Bringing Wilson back in a setup role, but for closer money, puts the Dodgers outside the norm. Sure, it's an expensive move, but it doesn't appear his signing will prevent the Dodgers from adding someone else, much like the onerous League contract hasn't been much of a hindrance at all.

The Dodgers weren't exactly paupers before Guggenheim Partners bought the team, with payrolls regularly eclipsing $100 million for more than a decade, averaging $102 million annually from 2000-2012 (per Cot's Baseball Contracts). But to jump well into the deep end of the pool at over $200 million for a second season in a row is where the shift is most noticeable.

The Dodgers have the ability, the luxury, to approach a transaction with one question in mind: does this improve the team? Whether or not you agree with their execution of this philosophy, that is pretty sound footing for a franchise, and all you can really ask of a team in theory, at least until MLB starts handing out trophies for dollars-per-WAR championships.

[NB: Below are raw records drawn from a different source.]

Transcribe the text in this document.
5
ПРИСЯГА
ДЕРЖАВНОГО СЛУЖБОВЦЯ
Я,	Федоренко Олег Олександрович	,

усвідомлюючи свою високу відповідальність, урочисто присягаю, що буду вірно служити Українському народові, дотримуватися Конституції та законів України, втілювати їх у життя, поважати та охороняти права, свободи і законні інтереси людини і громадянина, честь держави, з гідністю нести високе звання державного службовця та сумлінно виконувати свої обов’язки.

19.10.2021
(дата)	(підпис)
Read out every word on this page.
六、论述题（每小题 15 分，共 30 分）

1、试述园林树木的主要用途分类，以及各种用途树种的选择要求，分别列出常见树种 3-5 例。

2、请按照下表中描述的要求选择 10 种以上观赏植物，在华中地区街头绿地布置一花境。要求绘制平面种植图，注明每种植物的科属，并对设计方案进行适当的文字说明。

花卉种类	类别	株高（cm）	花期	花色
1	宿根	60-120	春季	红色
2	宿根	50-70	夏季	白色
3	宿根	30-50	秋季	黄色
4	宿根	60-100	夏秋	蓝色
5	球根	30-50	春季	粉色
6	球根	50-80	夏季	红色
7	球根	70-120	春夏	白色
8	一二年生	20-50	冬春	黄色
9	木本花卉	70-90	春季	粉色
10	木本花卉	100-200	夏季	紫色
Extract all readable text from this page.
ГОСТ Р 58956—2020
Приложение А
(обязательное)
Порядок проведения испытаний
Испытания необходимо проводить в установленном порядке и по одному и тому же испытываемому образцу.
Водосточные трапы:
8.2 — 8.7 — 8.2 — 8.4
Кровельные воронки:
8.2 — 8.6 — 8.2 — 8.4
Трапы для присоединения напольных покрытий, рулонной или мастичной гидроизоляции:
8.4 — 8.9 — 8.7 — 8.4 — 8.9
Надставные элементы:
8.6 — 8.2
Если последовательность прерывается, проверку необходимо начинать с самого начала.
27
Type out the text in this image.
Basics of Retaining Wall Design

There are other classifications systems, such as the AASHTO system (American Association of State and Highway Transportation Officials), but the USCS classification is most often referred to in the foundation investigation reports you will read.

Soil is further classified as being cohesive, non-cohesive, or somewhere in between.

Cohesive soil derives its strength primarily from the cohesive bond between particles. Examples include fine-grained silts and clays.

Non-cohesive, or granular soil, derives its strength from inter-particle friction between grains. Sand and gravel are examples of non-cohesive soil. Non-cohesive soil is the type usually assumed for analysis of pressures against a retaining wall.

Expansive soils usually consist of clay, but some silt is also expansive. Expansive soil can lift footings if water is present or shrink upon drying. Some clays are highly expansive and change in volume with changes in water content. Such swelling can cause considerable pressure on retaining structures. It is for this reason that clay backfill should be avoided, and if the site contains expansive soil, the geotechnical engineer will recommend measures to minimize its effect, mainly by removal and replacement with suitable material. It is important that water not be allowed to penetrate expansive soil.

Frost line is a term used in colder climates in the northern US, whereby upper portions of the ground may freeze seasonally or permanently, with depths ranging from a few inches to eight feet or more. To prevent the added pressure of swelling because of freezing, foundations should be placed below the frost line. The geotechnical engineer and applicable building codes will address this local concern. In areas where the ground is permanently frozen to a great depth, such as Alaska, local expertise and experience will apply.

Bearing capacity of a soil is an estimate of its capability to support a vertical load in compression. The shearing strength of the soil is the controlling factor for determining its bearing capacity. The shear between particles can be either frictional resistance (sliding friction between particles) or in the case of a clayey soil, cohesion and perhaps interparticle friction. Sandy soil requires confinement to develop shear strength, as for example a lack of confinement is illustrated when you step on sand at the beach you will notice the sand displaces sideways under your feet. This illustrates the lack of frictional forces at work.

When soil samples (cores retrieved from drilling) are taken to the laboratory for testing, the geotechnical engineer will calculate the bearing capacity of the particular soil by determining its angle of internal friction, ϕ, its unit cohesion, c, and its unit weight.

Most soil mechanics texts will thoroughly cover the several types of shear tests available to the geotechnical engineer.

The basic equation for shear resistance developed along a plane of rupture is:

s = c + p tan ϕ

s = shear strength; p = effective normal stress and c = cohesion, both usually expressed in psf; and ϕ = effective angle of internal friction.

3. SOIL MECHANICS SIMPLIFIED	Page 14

As a pure baseball move, signing Wilson is great. His cost will be roughly the same as Jim Johnson, whom the Dodgers were reportedly interested in on Monday before the Orioles traded the closer to the Athletics, but Wilson didn't cost the Dodgers any players, only money, something they have in spades. The Dodgers brought back, in their estimation, the best relief pitcher on the market, someone who enjoyed his brief time in Los Angeles and performed exceptionally well.

There are certainly question marks about guaranteeing $10 million or even $18.5 million to a pitcher who has thrown just 15⅔ innings in the last two seasons. But it's a risk the Dodgers can certainly afford to take.